Carl Guardino, president of the Silicon Valley Manufacturing Group, thinks CEOs are loath to alarm investors and shareholders, but privately see a major crisis. They have good reason to be worried. Fifty-five percent of California's power plants are more than 30 years old. As plants age, unexpected breakdowns occur, especially when the facilities are pushed to keep up with demand, as many have been lately.

What's to be done? Some experts say extensive blackouts could be averted this summer through a program of aggressive conservation and higher electric prices to dampen consumption. Most of that hardship will fall on businesses, which account for 57 percent of the demand for electricity. Davis has threatened to fine companies $1,000 a day if they fail to curb outdoor lighting. Even so, the ambitious conservation programs called for by Davis may be difficult to achieve by the start of the summer.

Behind the state's power imbalance is a decade in which California built no new power plants. During that time, summer electrical demand grew 2.3 percent annually, spurred by a high-tech boom. Summertime electricity usage in Silicon Valley soared 32 percent from 1994 to 2000 and will grow another 5 percent this year. Although new power plants are due to come online, the additions could prove too little too late.

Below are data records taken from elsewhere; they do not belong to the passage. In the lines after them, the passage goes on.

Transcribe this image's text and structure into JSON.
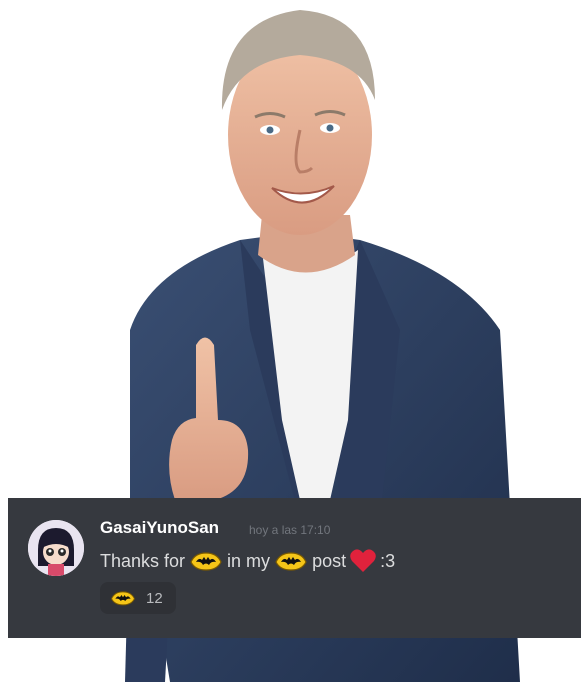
{
  "message": {
    "username": "GasaiYunoSan",
    "timestamp": "hoy a las 17:10",
    "content": {
      "text_1": "Thanks for",
      "text_2": "in my",
      "text_3": "post",
      "text_4": ":3",
      "emoji_1": "batman-emoji",
      "emoji_2": "batman-emoji",
      "emoji_3": "red-heart-emoji"
    },
    "reaction": {
      "emoji": "batman-emoji",
      "count": "12"
    }
  },
  "colors": {
    "card_background": "#36393f",
    "username": "#ffffff",
    "timestamp": "#72767d",
    "message_text": "#dcddde",
    "reaction_background": "#2f3136",
    "heart": "#e0223c",
    "emoji_yellow": "#f5c518"
  }
}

That's because companies such as ONI Systems need the power now. The Silicon Valley optical networking firm is planning its next expansion in North Carolina in part because of the energy crisis. "It's definitely the proverbial straw that broke the camel's back," CEO Hugh Martin says.

Ravi, meanwhile, is grateful that SonicWall recently acquired a Salt Lake City company. "We'll be regionalizing at a much faster pace."

It still seems a little surreal, Ravi says, that Silicon Valley, of all places, would find itself in such a predicament. Back in his hometown of Hyderabad, India, Ravi notes, the power is shut down for two hours each day, like clockwork. Given all the uncertainty in California, he says, Hyderabad's underpowered grid seems oddly reliable.

http://www.thestandard.com/article/article_print/0,1153,22098,00.html

-- Martin Thompson (mthom1927@aol.com), February 12, 2001

Answers

Apparently, they're going to use high grade energy to produce those kilowatts. They should be using low grade fuel such gas, coal, grass, hay, or wood to produce those kilowatts. This is probably going to make matters worse by causing diesel to be in short supply.